A Prefeitura de Piracicaba, via secretário municipal de Obras, Luciano Celêncio, informou não possuir sistematização ou consolidação estatística de dados sobre os empreendimentos habitacionais, comerciais e condomínios aprovados na cidade. A declaração foi emitida em resposta ao requerimento nº 679/2026, apresentado na Câmara Municipal. No documento oficial, a Pasta esclarece que realiza a análise e a aprovação dos projetos de acordo com a legislação urbanística vigente e que guarda as informações nos processos administrativos individuais de cada caso concreto. No entanto, o Executivo ressaltou que não consolida esses dados em um banco de dados estatístico institucional – sem mesmo informações recentes, a partir de 2024, conforme requisitado no pedido do vereador Gustavo Pompeo, da base governista do prefeito Hélio Zanatta (PSD). Vale lembrar a ‘morte’ do instituto de planejamento urbano, o Ipplap, na gestão tão ruim quanto de Luciano Almeida (PP).

Apagão urbano: o que diz a secretaria de Celêncio

Segundo o secretário, a organização dos processos visa estritamente a análise técnica para a concessão de licenças, sem agrupamento por indicadores administrativos específicos. “Parte das informações solicitadas não é objeto de cadastramento ou sistematização em banco de dados institucional, tampouco integra os indicadores administrativos utilizados por esta Secretaria", citou Celêncio no texto enviado ao Poder Legislativo. 

Dessa forma, parâmetros como tipologia habitacional, modalidade do empreendimento, número de pavimentos, quantidade de unidades por categoria ou distribuição geográfica das aprovações não estão disponíveis de forma consolidada. 

Para que esses indicadores fossem levantados nos moldes solicitados pelo vereador autor do requerimento, a secretaria afirmou que seria necessário realizar uma auditoria individual em cada processo aprovado ao longo do período indicado, produzindo relatórios e estatísticas que atualmente não fazem parte dos registros oficiais mantidos pelo município.

Apagão urbano: implicações

No breu da falta de dados, o primeiro problema para Piracicaba é o apagão no planejamento urbano.
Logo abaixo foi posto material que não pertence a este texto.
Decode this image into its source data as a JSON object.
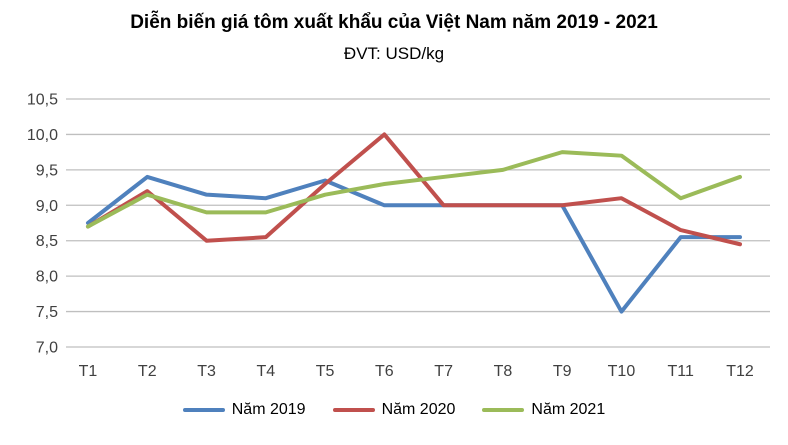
{
  "header": {
    "title": "Diễn biến giá tôm xuất khẩu của Việt Nam năm 2019 - 2021",
    "subtitle": "ĐVT: USD/kg"
  },
  "chart_data": {
    "type": "line",
    "categories": [
      "T1",
      "T2",
      "T3",
      "T4",
      "T5",
      "T6",
      "T7",
      "T8",
      "T9",
      "T10",
      "T11",
      "T12"
    ],
    "series": [
      {
        "name": "Năm 2019",
        "color": "#4F81BD",
        "values": [
          8.75,
          9.4,
          9.15,
          9.1,
          9.35,
          9.0,
          9.0,
          9.0,
          9.0,
          7.5,
          8.55,
          8.55
        ]
      },
      {
        "name": "Năm 2020",
        "color": "#C0504D",
        "values": [
          8.7,
          9.2,
          8.5,
          8.55,
          9.3,
          10.0,
          9.0,
          9.0,
          9.0,
          9.1,
          8.65,
          8.45
        ]
      },
      {
        "name": "Năm 2021",
        "color": "#9BBB59",
        "values": [
          8.7,
          9.15,
          8.9,
          8.9,
          9.15,
          9.3,
          9.4,
          9.5,
          9.75,
          9.7,
          9.1,
          9.4
        ]
      }
    ],
    "title": "Diễn biến giá tôm xuất khẩu của Việt Nam năm 2019 - 2021",
    "subtitle": "ĐVT: USD/kg",
    "xlabel": "",
    "ylabel": "",
    "unit": "USD/kg",
    "ylim": [
      7.0,
      10.5
    ],
    "ytick_step": 0.5,
    "ytick_labels": [
      "7,0",
      "7,5",
      "8,0",
      "8,5",
      "9,0",
      "9,5",
      "10,0",
      "10,5"
    ],
    "decimal_separator": ",",
    "grid": true,
    "legend_position": "bottom"
  },
  "colors": {
    "gridline": "#BFBFBF",
    "axis_text": "#404040",
    "title_text": "#000000"
  }
}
Sem saber quantos apartamentos ou casas estão sendo construídos e em quais regiões, a prefeitura não consegue prever o impacto no trânsito, no transporte público ou no sistema de esgoto e drenagem urbana. O resultado costuma ser o surgimento de gargalos viários e sobrecarga na rede de água e luz. 

Em segundo lugar vem o descompasso na oferta de serviços públicos. Como planejar a construção de creches, escolas, postos de saúde ou praças sem saber exatamente a quantidade de novas famílias que vão morar em determinado bairro? 

Também há prejuízo à transparência e ao controle social, já que os dados não estão organizados em um banco acessível, o cidadão, a imprensa e os próprios vereadores perdem a capacidade de fiscalizar o crescimento da cidade. Por fim, um clássico dos últimos governos piracicabanos, há a dificuldade em formular políticas de habitação social. 

E fica a pergunta, já que o prefeito ‘Helinho’ reformou o Código Tributário em dezembro de 2025, sem as estatísticas, restam a ineficiência na arrecadação e na gestão tributária, com tomadas de decisões sem base em evidências.